How do you use a php variable for directory path?

I am getting userid from the url. This is what I have at the moment. I want to replace the one with $userid but I don't know how. It doesn't work and I can't seem to find the right syntax, please can someone help?

function returnimages($dirname = "Photos/1")
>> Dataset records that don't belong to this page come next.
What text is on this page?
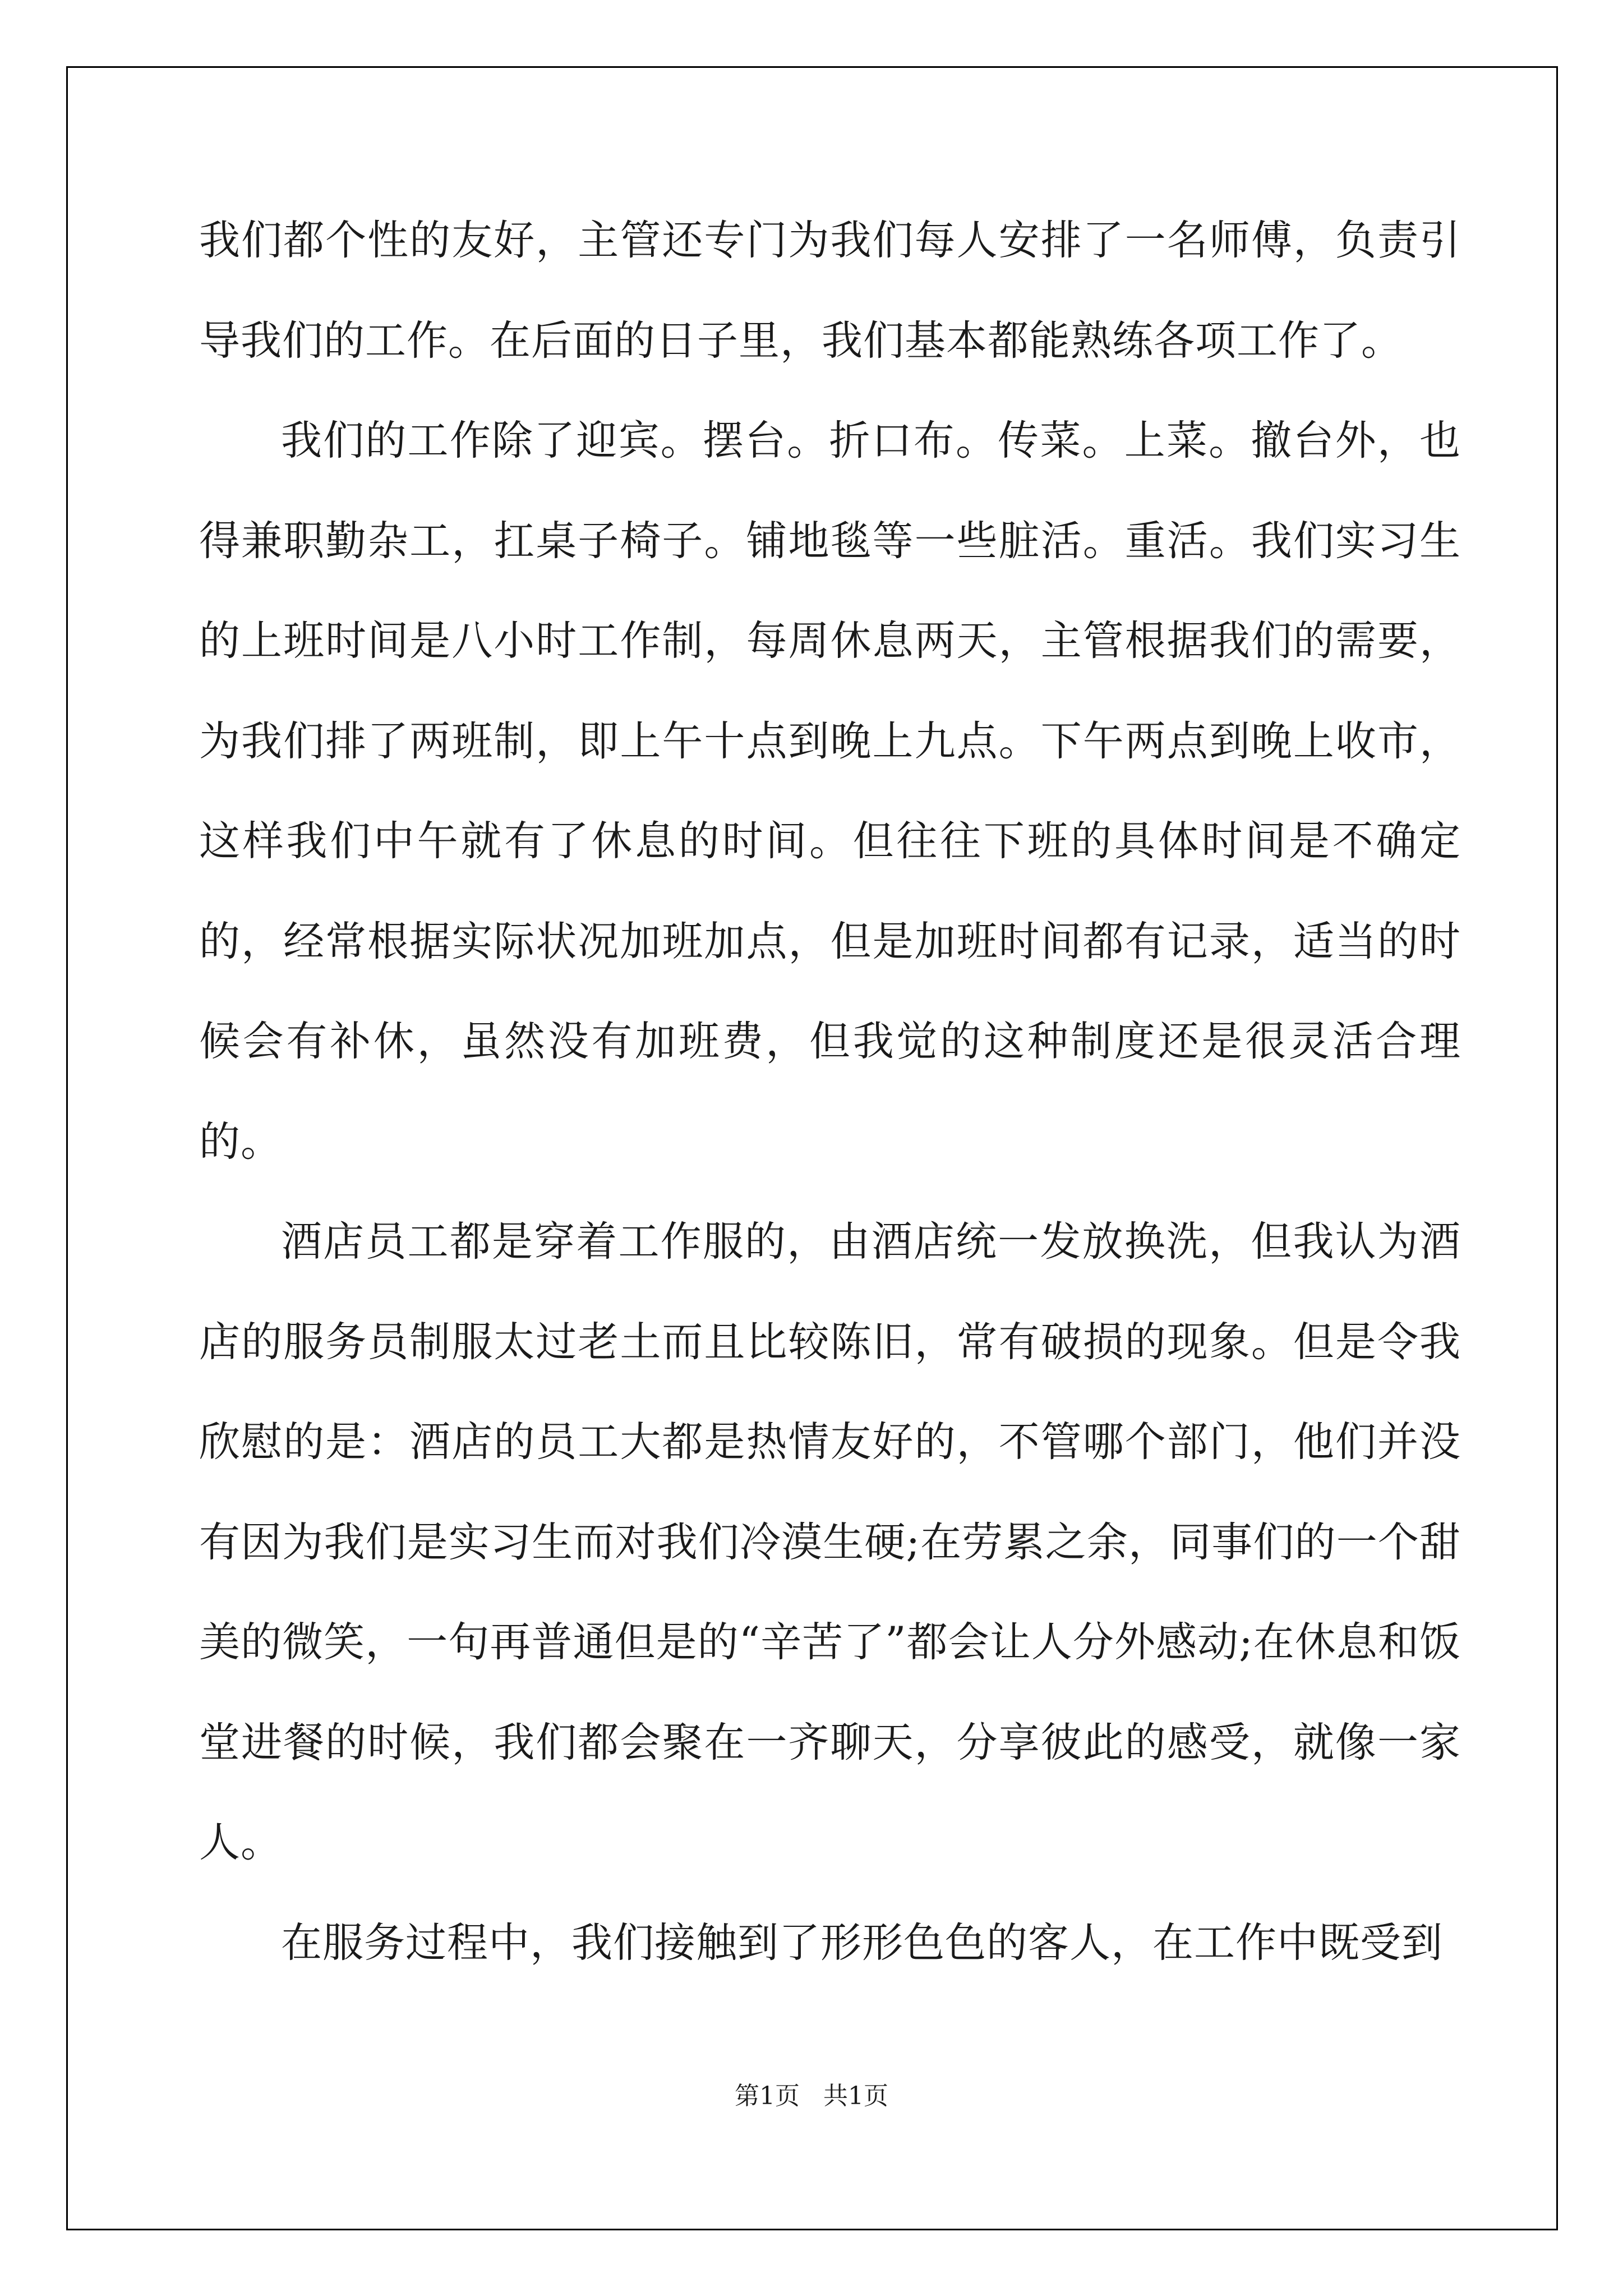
我们都个性的友好，主管还专门为我们每人安排了一名师傅，负责引导我们的工作。在后面的日子里，我们基本都能熟练各项工作了。

我们的工作除了迎宾。摆台。折口布。传菜。上菜。撤台外，也得兼职勤杂工，扛桌子椅子。铺地毯等一些脏活。重活。我们实习生的上班时间是八小时工作制，每周休息两天，主管根据我们的需要，为我们排了两班制，即上午十点到晚上九点。下午两点到晚上收市，这样我们中午就有了休息的时间。但往往下班的具体时间是不确定的，经常根据实际状况加班加点，但是加班时间都有记录，适当的时候会有补休，虽然没有加班费，但我觉的这种制度还是很灵活合理的。

酒店员工都是穿着工作服的，由酒店统一发放换洗，但我认为酒店的服务员制服太过老土而且比较陈旧，常有破损的现象。但是令我欣慰的是：酒店的员工大都是热情友好的，不管哪个部门，他们并没有因为我们是实习生而对我们冷漠生硬;在劳累之余，同事们的一个甜美的微笑，一句再普通但是的“辛苦了”都会让人分外感动;在休息和饭堂进餐的时候，我们都会聚在一齐聊天，分享彼此的感受，就像一家人。

在服务过程中，我们接触到了形形色色的客人，在工作中既受到

第1页 共1页
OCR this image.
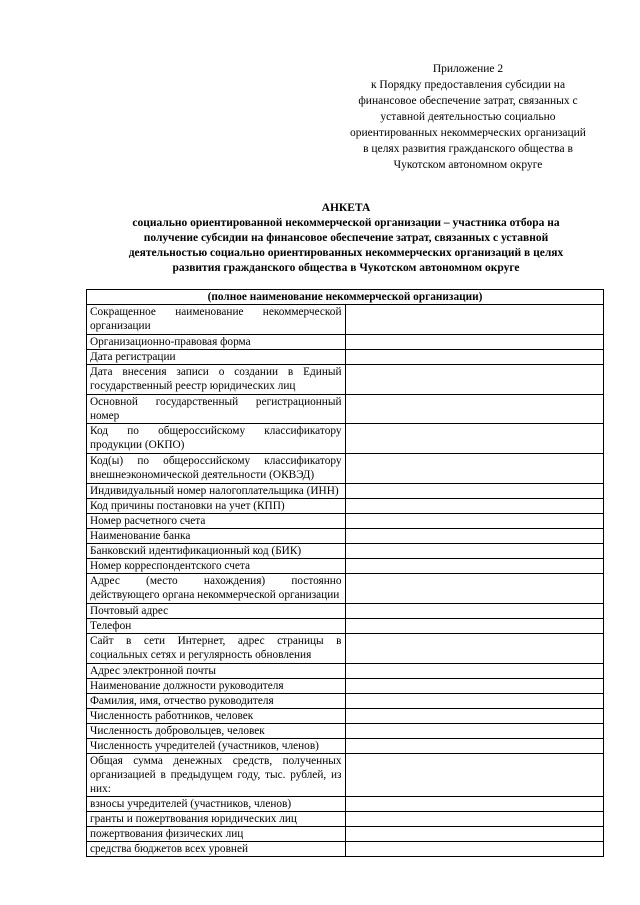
Приложение 2
к Порядку предоставления субсидии на
финансовое обеспечение затрат, связанных с
уставной деятельностью социально
ориентированных некоммерческих организаций
в целях развития гражданского общества в
Чукотском автономном округе
АНКЕТА
социально ориентированной некоммерческой организации – участника отбора на
получение субсидии на финансовое обеспечение затрат, связанных с уставной
деятельностью социально ориентированных некоммерческих организаций в целях
развития гражданского общества в Чукотском автономном округе
(полное наименование некоммерческой организации)	
Сокращенное наименование некоммерческой организации	
Организационно-правовая форма	
Дата регистрации	
Дата внесения записи о создании в Единый государственный реестр юридических лиц	
Основной государственный регистрационный номер	
Код по общероссийскому классификатору продукции (ОКПО)	
Код(ы) по общероссийскому классификатору внешнеэкономической деятельности (ОКВЭД)	
Индивидуальный номер налогоплательщика (ИНН)	
Код причины постановки на учет (КПП)	
Номер расчетного счета	
Наименование банка	
Банковский идентификационный код (БИК)	
Номер корреспондентского счета	
Адрес (место нахождения) постоянно действующего органа некоммерческой организации	
Почтовый адрес	
Телефон	
Сайт в сети Интернет, адрес страницы в социальных сетях и регулярность обновления	
Адрес электронной почты	
Наименование должности руководителя	
Фамилия, имя, отчество руководителя	
Численность работников, человек	
Численность добровольцев, человек	
Численность учредителей (участников, членов)	
Общая сумма денежных средств, полученных организацией в предыдущем году, тыс. рублей, из них:	
взносы учредителей (участников, членов)	
гранты и пожертвования юридических лиц	
пожертвования физических лиц	
средства бюджетов всех уровней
Basically I am trying to create a photo slideshow using html, php and javascript. I had something working before I started adding php into my code. I had html and an external javascript that changes the photos and they fade in and out in a loop. I have a photo array in javascript. Right now I am trying to add php to my html. I want to be able to get userid via url and then from that get the photos from a specific path to the userid in the directory. Then I am hoping to create an array of these photos and use them in my javascript. Here is my php code embedded in my html:

<?php

$user_id = $_GET['userid'];
print " Hi,  $user_id ";

function returnimages($dirname = "Photos/1") {   //will replace 1 with userid once something starts working
$pattern="(\.jpg$)|(\.png$)|(\.jpeg$)|(\.gif$)"; //valid image extensions
$files = array();
$curimage=0;
if($handle = opendir($dirname)) {
while(false !== ($file = readdir($handle))){
if(eregi($pattern, $file)){ //if this file is a valid image
//Output it as a JavaScript array element
echo 'galleryarray['.$curimage.']="'.$file .'";';
$curimage++;
}
}

closedir($handle);
}
return($files);
}

echo 'var galleryarray=new Array();'; //Define array in JavaScript
returnimages() //Output the array elements containing the image file names

?>

And my javascript:

$ (document).ready(function(){

var photodisplay = 
[
$("#photo1"),
$("#photo2"),
$("#photo3"),
$("#photo4"),
$("#photo5"),
];

//photodisplay[0].hide().fadeIn(3000);

var user = new Array();
[1, 2, 3, 4, 5];

// List of images for user one
/*var userphoto = new Array();
userphoto[0] = "Photos/1/1.jpg";
    userphoto[1] = "Photos/1/2.jpg";
        userphoto[2] = "Photos/1/1.jpg";
            userphoto[3] = "Photos/1/1.jpg";
                userphoto[4] = "Photos/1/1.jpg";*/


//preloading photos
var userphoto = <? echo json_encode($galleryarray); ?>;
function preloadingPhotos() {
for (var x=0; x<5; x++)
{
    photodisplay[x].attr("src", "Photos/1" + userphoto[x]);
    photodisplay[x].hide();
    console.log("preloaded photos");

}
displayPhoto();
}

function displayPhoto(){

    photodisplay[0].fadeIn(3000);
    photodisplay[0].delay(3000).fadeOut(3000, function() { //first callback func
    photodisplay[1].fadeIn(3000);
    photodisplay[1].delay(3000).fadeOut(3000, function() { //second callback func
    photodisplay[2].fadeIn(3000);
    photodisplay[2].delay(3000).fadeOut(3000, function() { //third callback func
    photodisplay[3].fadeIn(3000);
    photodisplay[3].delay(3000).fadeOut(3000, function() { // fourth callback func
    photodisplay[4].fadeIn(3000);
    photodisplay[4].delay(3000).fadeOut(3000, function() {
    setTimeout(displayPhoto(), 3000);
    });
    }); 
    });
    }); 
    });

}// end of function displayPhoto


window.onload = preloadingPhotos;

}); //end ready

My url to get userid:

http://example.com/code.php?user_id=1

Thank you for your time!

回答1:

The problem is that you are always setting the dirname instead of letting calling the function set it. You could change:

function returnimages($dirname = "Photos/1") {

function returnimages($dirname) {

because otherwise the $dirname is always Photo/1. Then, when you call the function, use:

returnimages('Photos/'.$user_id);

回答2:

You can concatenate in PHP by using the dot '.'. This will concatenate two string and then assign them to the variable $dirname. For example:

 $dirname = "Photos/" . $_GET['ID'];

The variable $dirname can then be placed in the function returnimages, like:

returnimages($dirname);